Do you consider Ventilator a major turning point in your career as it brought you both into the limelight?

RP: Completely! That is one of our best works probably and that film is closest to our heart. 

One song from Ventilator that also ended up reaching non-Marathi audiences was 'Baba', which has two versions, one sung by you and one by Priyanka Chopra. That song touched many.

RP: The journey was amazing. There was no female version on the cards initially. When we reached the release of the film and were working on the background score with the director, we just came up with the idea that relationship with the father is not gender-specific. In the film, there is also the daughter, so we thought why not give it another angle because the film version is a father-son song. So we bounced the idea off Priyanka and she said you know what, I’ll sing it!

We all know her relationship with her dad and how close she was to him. So who better than her to bring out the genuineness of the feeling of the song?

RG: And do justice to that emotion.

You have worked with singers like Sadhna Sargam, Shreya Ghoshal and Shaan for your Marathi songs. How do you work with them, with the lyrics and the meaning and emotion of the song?

RG: They are all fantastic in their own ways. Working with such talented singers is great. They understand the song and language really well. [Ghoshal] is one of the finest singers. She has done a lot of Marathi songs before, so she understands the language a lot now. And Shaan is a fantastic singer. 

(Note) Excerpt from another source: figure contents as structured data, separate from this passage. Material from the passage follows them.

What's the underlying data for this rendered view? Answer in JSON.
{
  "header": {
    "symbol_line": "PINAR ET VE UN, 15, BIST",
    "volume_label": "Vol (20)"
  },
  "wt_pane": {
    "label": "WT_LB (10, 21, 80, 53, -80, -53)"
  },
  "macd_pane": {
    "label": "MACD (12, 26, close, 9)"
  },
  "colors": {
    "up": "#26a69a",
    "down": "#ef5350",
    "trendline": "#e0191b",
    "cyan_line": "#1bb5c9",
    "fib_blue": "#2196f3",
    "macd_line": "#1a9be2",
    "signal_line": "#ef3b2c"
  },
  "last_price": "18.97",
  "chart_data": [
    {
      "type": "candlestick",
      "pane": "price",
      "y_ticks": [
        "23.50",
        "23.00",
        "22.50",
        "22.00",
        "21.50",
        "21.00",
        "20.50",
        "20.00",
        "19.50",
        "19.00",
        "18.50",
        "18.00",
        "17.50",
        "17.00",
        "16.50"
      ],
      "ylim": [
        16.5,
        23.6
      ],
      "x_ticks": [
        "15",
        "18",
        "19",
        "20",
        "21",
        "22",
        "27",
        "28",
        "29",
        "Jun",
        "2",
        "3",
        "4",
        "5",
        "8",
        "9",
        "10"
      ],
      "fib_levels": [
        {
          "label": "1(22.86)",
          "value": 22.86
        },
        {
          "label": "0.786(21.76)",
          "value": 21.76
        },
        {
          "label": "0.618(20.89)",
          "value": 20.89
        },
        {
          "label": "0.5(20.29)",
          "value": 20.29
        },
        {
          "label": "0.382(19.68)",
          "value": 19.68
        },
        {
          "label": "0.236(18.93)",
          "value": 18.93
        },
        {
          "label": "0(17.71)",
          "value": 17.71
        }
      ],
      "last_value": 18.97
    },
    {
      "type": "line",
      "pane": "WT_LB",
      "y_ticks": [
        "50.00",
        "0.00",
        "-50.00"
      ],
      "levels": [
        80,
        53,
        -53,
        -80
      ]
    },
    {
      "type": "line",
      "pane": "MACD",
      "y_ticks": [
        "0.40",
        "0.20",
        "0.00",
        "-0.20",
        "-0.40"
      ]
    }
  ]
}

There are three songs in Bucket List and all three are hits. Do you have a recipe for hit numbers? How much do you argue when arriving at that recipe?

RP: I don’t think we have many arguments. But what we do is keep the song simple. A simple melody works wonders. When it is melodious, people can relate to it and remember it after one hearing. That is always what we strive for. We think it is easier to make difficult songs by adding a lot of chords and all that, but then it may not connect with people. Simplicity works best. 

'Tu Pari' from Bucket List does stick in the mind after one hearing. Do you get a sense when composing a song whether it will work with the listeners?

RP: We have a gut feeling somewhere, but as long as we like it and we are confident about the team liking it and it is in synch with the film, [we believe] it is a satisfactory product. And when people hear it and like it, it just gives us more confidence.

As a music composer duo coming from Marathi films into Hindi cinema and doing it quite successfully, there will be comparisons with Ajay-Atul. What do you think about that?

RP: Number one is that they are legends. They have brought attention to the Marathi film industry. Considering that, they are pioneers for us. It would be overwhelming to be compared to them. 

RG: We ourselves love their work. Fantastic composers.

Where do you see yourselves as a composer duo making a name for yourselves in Marathi cinema and also breaking into Hindi?

RP: As long as we get to do what we love doing the most in life... we love to make music and we get paid to do it! You got to follow your passion and if you get paid for it what else do you want? 

RG: It’s too early right now. It has only been a few years since we started working... [we are] just enjoying at the moment. 

A lot of merging of pop and other contemporary genres with a regional Maharashtrian flavour has been happening. Do you see that as a trend in Marathi film music?

RP: There is no real trend in Marathi film music. There is rural filmmaking and urban filmmaking when it comes to the Marathi industry. What has always worked in Marathi is melody. Whether you compose it in a rural sort of way or a very urban sort of a way. If you keep the melody strong and it is hummable, people will love listening to it, irrespective of genre.